The Farmstead team moves the mobile chicken coop around areas of the Garden where the season’s crops have just finished. Because chickens naturally love to scratch the ground and eat plants and bugs, they’re very effective at eliminating weeds and pests that would otherwise have to be removed by hand. With the coop being moved to different sections of the Garden almost every day, the chickens are constantly digging out new weeds by the root and consuming any seeds and grubs left behind that could negatively affect the next season’s crops. Additionally, chicken manure is a great natural fertilizer.
“As you grow vegetables and harvest them, you're taking nutrients out of the soil that have to be put back in in some way or another,” says Christen. “Normally, you might buy a fertilizer of some sort, or we have our compost that we'll put on. But a really fast and free way of doing it is the chicken manure. They're fertilizing that ground and getting it ready for next year's season.”
Mobile coops aren’t a new concept on farms, but the Farmstead team thought intentionally about the design they wanted to implement. The Joel Salatin-style chicken coop is often a go-to for farmers who wish to control the range of their chickens, but with a structure that is long and low to the ground with a flat top, the coop lacks height. To address this concern, the Farmstead team hand-built their own coop in a pyramid shape.
“I think being able to fly around, jump around and be normal chickens gets them into a more excited, scratchy mood,” says Christen.

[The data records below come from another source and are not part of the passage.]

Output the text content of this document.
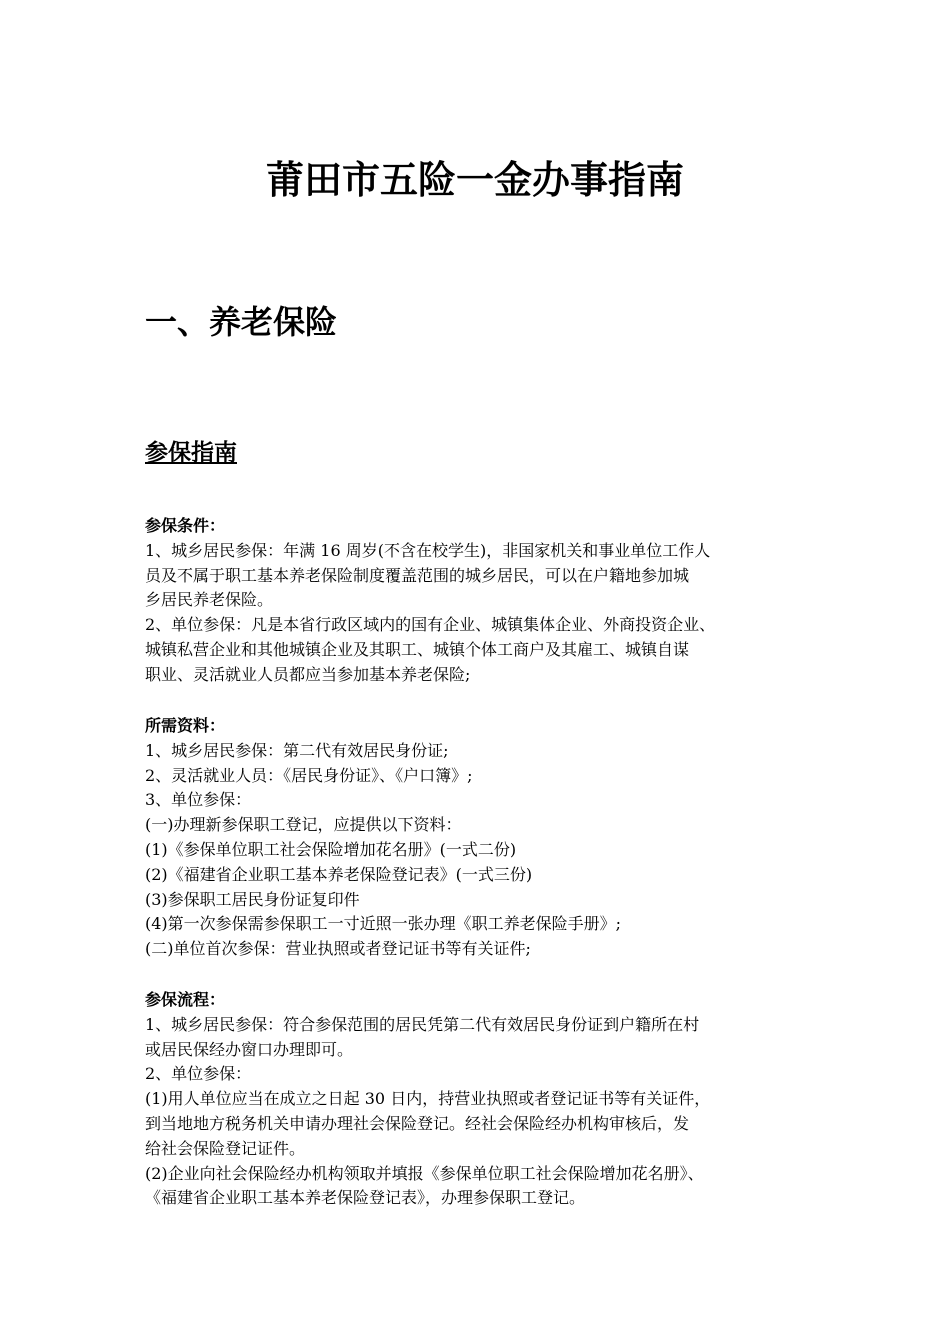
莆田市五险一金办事指南
一、养老保险
参保指南
参保条件：
1、城乡居民参保：年满 16 周岁(不含在校学生)，非国家机关和事业单位工作人
员及不属于职工基本养老保险制度覆盖范围的城乡居民，可以在户籍地参加城
乡居民养老保险。
2、单位参保：凡是本省行政区域内的国有企业、城镇集体企业、外商投资企业、
城镇私营企业和其他城镇企业及其职工、城镇个体工商户及其雇工、城镇自谋
职业、灵活就业人员都应当参加基本养老保险;
所需资料：
1、城乡居民参保：第二代有效居民身份证;
2、灵活就业人员：《居民身份证》、《户口簿》;
3、单位参保：
(一)办理新参保职工登记，应提供以下资料：
(1)《参保单位职工社会保险增加花名册》(一式二份)
(2)《福建省企业职工基本养老保险登记表》(一式三份)
(3)参保职工居民身份证复印件
(4)第一次参保需参保职工一寸近照一张办理《职工养老保险手册》;
(二)单位首次参保：营业执照或者登记证书等有关证件;
参保流程：
1、城乡居民参保：符合参保范围的居民凭第二代有效居民身份证到户籍所在村
或居民保经办窗口办理即可。
2、单位参保：
(1)用人单位应当在成立之日起 30 日内，持营业执照或者登记证书等有关证件，
到当地地方税务机关申请办理社会保险登记。经社会保险经办机构审核后，发
给社会保险登记证件。
(2)企业向社会保险经办机构领取并填报《参保单位职工社会保险增加花名册》、
《福建省企业职工基本养老保险登记表》，办理参保职工登记。
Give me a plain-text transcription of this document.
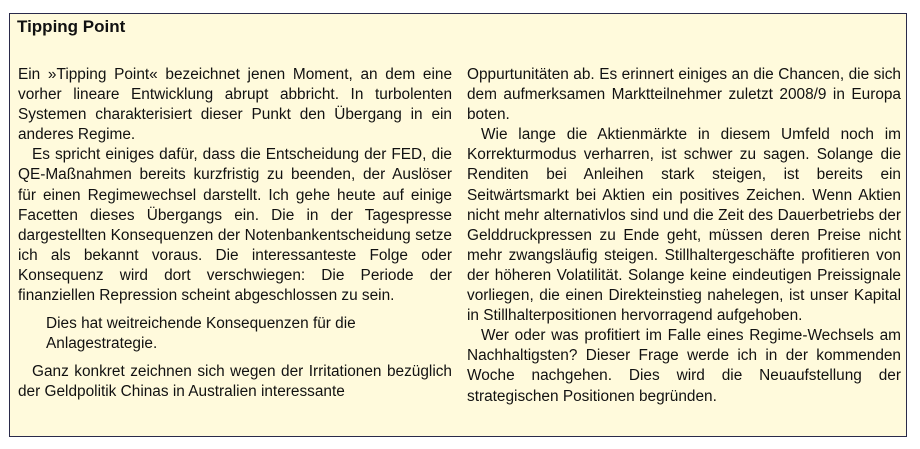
Tipping Point

Ein »Tipping Point« bezeichnet jenen Moment, an dem eine vorher lineare Entwicklung abrupt abbricht. In turbolenten Systemen charakterisiert dieser Punkt den Übergang in ein anderes Regime.

Es spricht einiges dafür, dass die Entscheidung der FED, die QE-Maßnahmen bereits kurzfristig zu beenden, der Auslöser für einen Regimewechsel darstellt. Ich gehe heute auf einige Facetten dieses Übergangs ein. Die in der Tagespresse dargestellten Konsequenzen der Notenbankentscheidung setze ich als bekannt voraus. Die interessanteste Folge oder Konsequenz wird dort verschwiegen: Die Periode der finanziellen Repression scheint abgeschlossen zu sein.

Dies hat weitreichende Konsequenzen für die Anlagestrategie.

Ganz konkret zeichnen sich wegen der Irritationen bezüglich der Geldpolitik Chinas in Australien interessante

Oppurtunitäten ab. Es erinnert einiges an die Chancen, die sich dem aufmerksamen Marktteilnehmer zuletzt 2008/9 in Europa boten.

Wie lange die Aktienmärkte in diesem Umfeld noch im Korrekturmodus verharren, ist schwer zu sagen. Solange die Renditen bei Anleihen stark steigen, ist bereits ein Seitwärtsmarkt bei Aktien ein positives Zeichen. Wenn Aktien nicht mehr alternativlos sind und die Zeit des Dauerbetriebs der Gelddruckpressen zu Ende geht, müssen deren Preise nicht mehr zwangsläufig steigen. Stillhaltergeschäfte profitieren von der höheren Volatilität. Solange keine eindeutigen Preissignale vorliegen, die einen Direkteinstieg nahelegen, ist unser Kapital in Stillhalterpositionen hervorragend aufgehoben.

Wer oder was profitiert im Falle eines Regime-Wechsels am Nachhaltigsten? Dieser Frage werde ich in der kommenden Woche nachgehen. Dies wird die Neuaufstellung der strategischen Positionen begründen.
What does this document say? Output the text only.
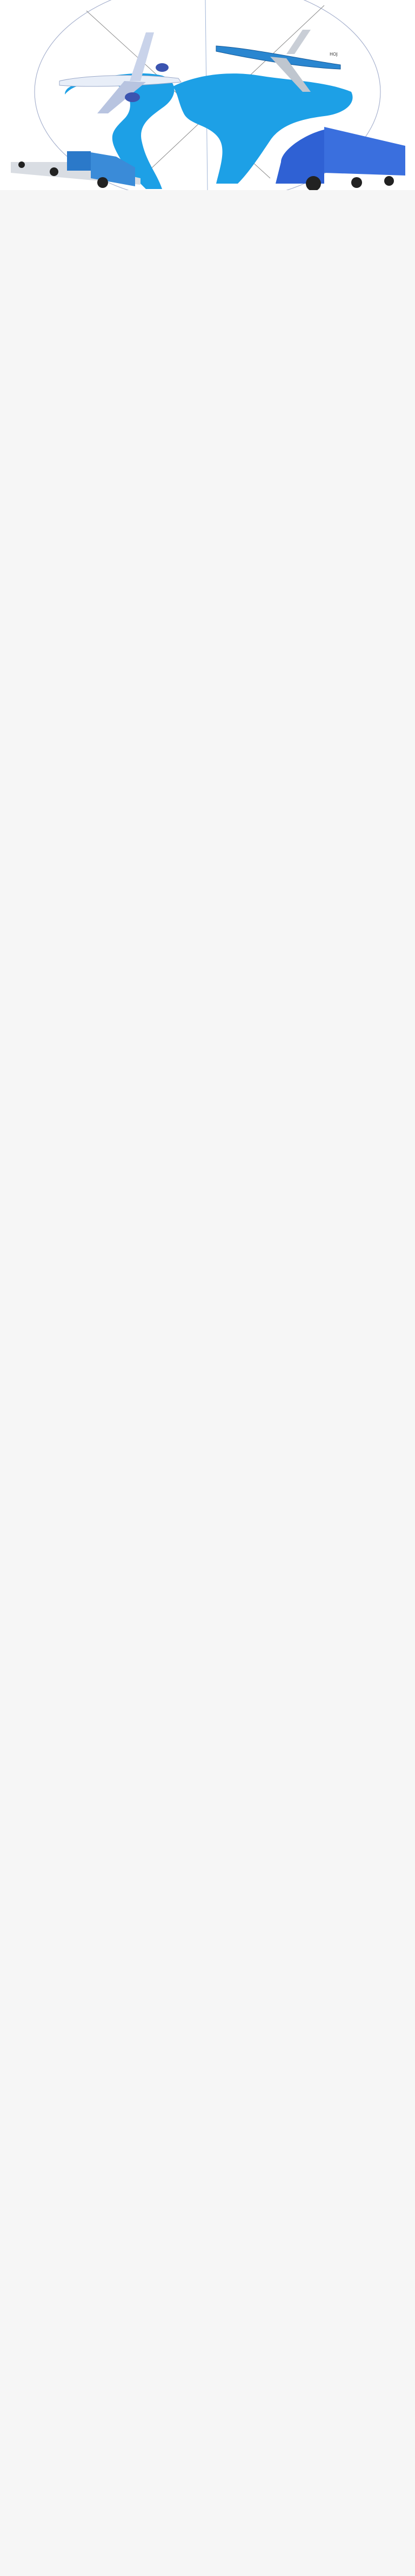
HOJ
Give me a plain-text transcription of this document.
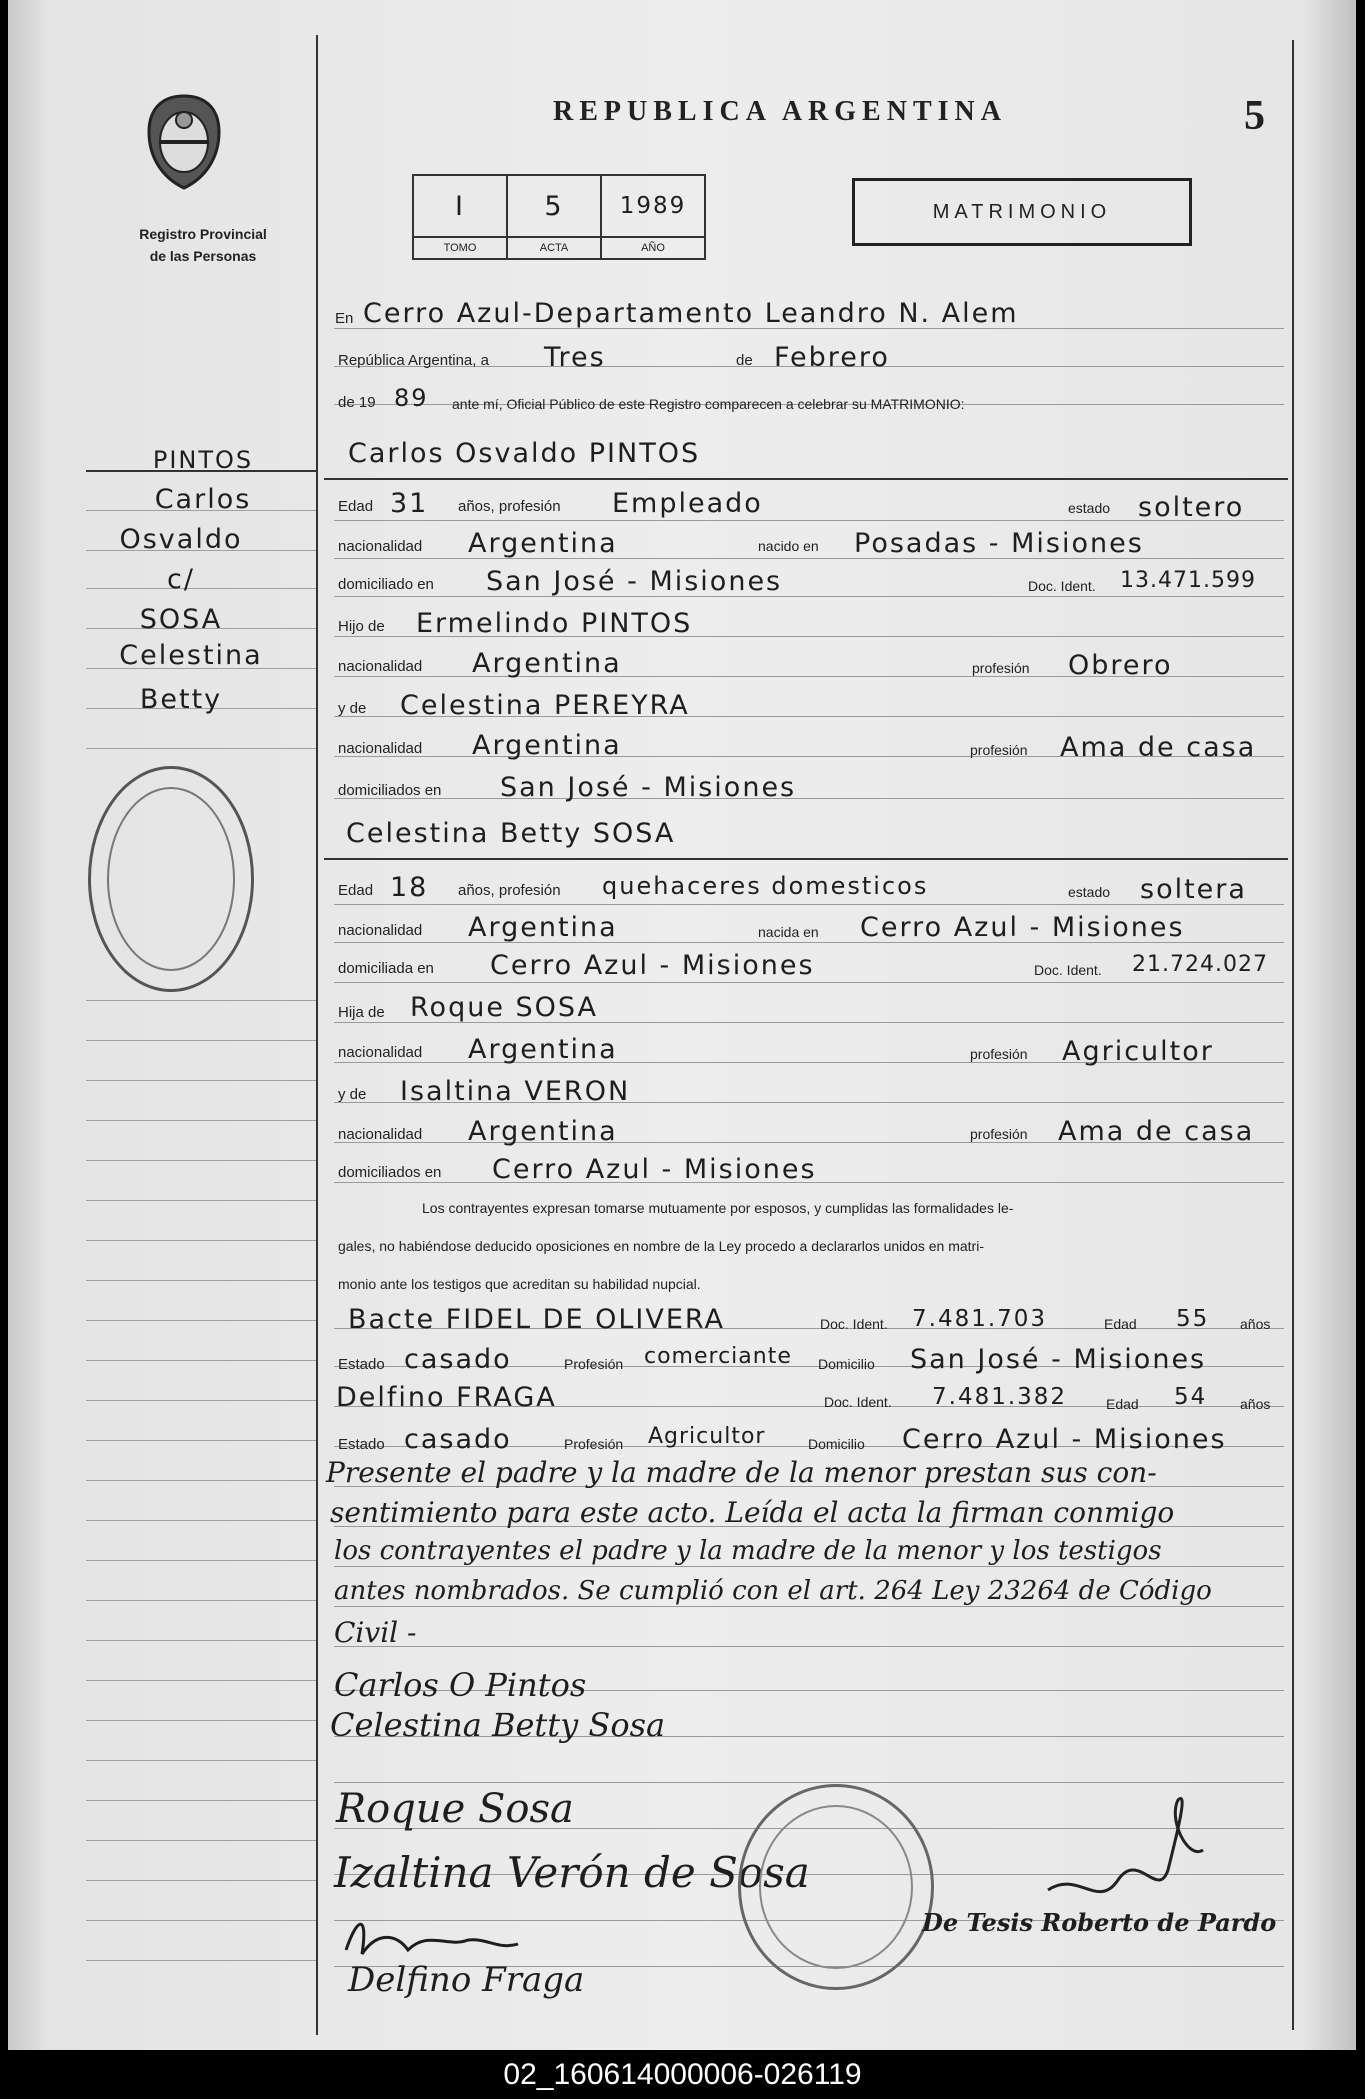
Registro Provincial
de las Personas
REPUBLICA ARGENTINA	5
I	5	1989
TOMO	ACTA	AÑO
MATRIMONIO
PINTOS
Carlos
Osvaldo
c/
SOSA
Celestina
Betty
En Cerro Azul-Departamento Leandro N. Alem
República Argentina, a Tres	de Febrero
de 19 89 ante mí, Oficial Público de este Registro comparecen a celebrar su MATRIMONIO:
Carlos Osvaldo PINTOS
Edad 31 años, profesión Empleado	estado soltero
nacionalidad Argentina	nacido en Posadas - Misiones
domiciliado en San José - Misiones	Doc. Ident. 13.471.599
Hijo de Ermelindo PINTOS
nacionalidad Argentina	profesión Obrero
y de Celestina PEREYRA
nacionalidad Argentina	profesión Ama de casa
domiciliados en San José - Misiones
Celestina Betty SOSA
Edad 18 años, profesión quehaceres domesticos	estado soltera
nacionalidad Argentina	nacida en Cerro Azul - Misiones
domiciliada en Cerro Azul - Misiones	Doc. Ident. 21.724.027
Hija de Roque SOSA
nacionalidad Argentina	profesión Agricultor
y de Isaltina VERON
nacionalidad Argentina	profesión Ama de casa
domiciliados en Cerro Azul - Misiones
Los contrayentes expresan tomarse mutuamente por esposos, y cumplidas las formalidades le-
gales, no habiéndose deducido oposiciones en nombre de la Ley procedo a declararlos unidos en matri-
monio ante los testigos que acreditan su habilidad nupcial.
Bacte FIDEL DE OLIVERA	Doc. Ident. 7.481.703	Edad 55 años
Estado casado	Profesión comerciante Domicilio San José - Misiones
Delfino FRAGA	Doc. Ident. 7.481.382	Edad 54 años
Estado casado	Profesión Agricultor	Domicilio Cerro Azul - Misiones
Presente el padre y la madre de la menor prestan sus con-
sentimiento para este acto. Leída el acta la firman conmigo
los contrayentes el padre y la madre de la menor y los testigos
antes nombrados. Se cumplió con el art. 264 Ley 23264 de Código
Civil -
Carlos O Pintos
Celestina Betty Sosa
Roque Sosa
Izaltina Verón de Sosa
Delfino Fraga
De Tesis Roberto de Pardo
02_160614000006-026119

All the chickens at Blackberry Farm are heritage breeds, which unlike most modern hybrid breeds, maintain a strong natural instinct to forage. This makes them the perfect chickens for controlled digging around the Garden and free ranging the Dairy Barn throughout the day. By being separated into two main groups, Blackberry Farm chickens offer different types of support to the Farmstead simply by exercising their natural instincts.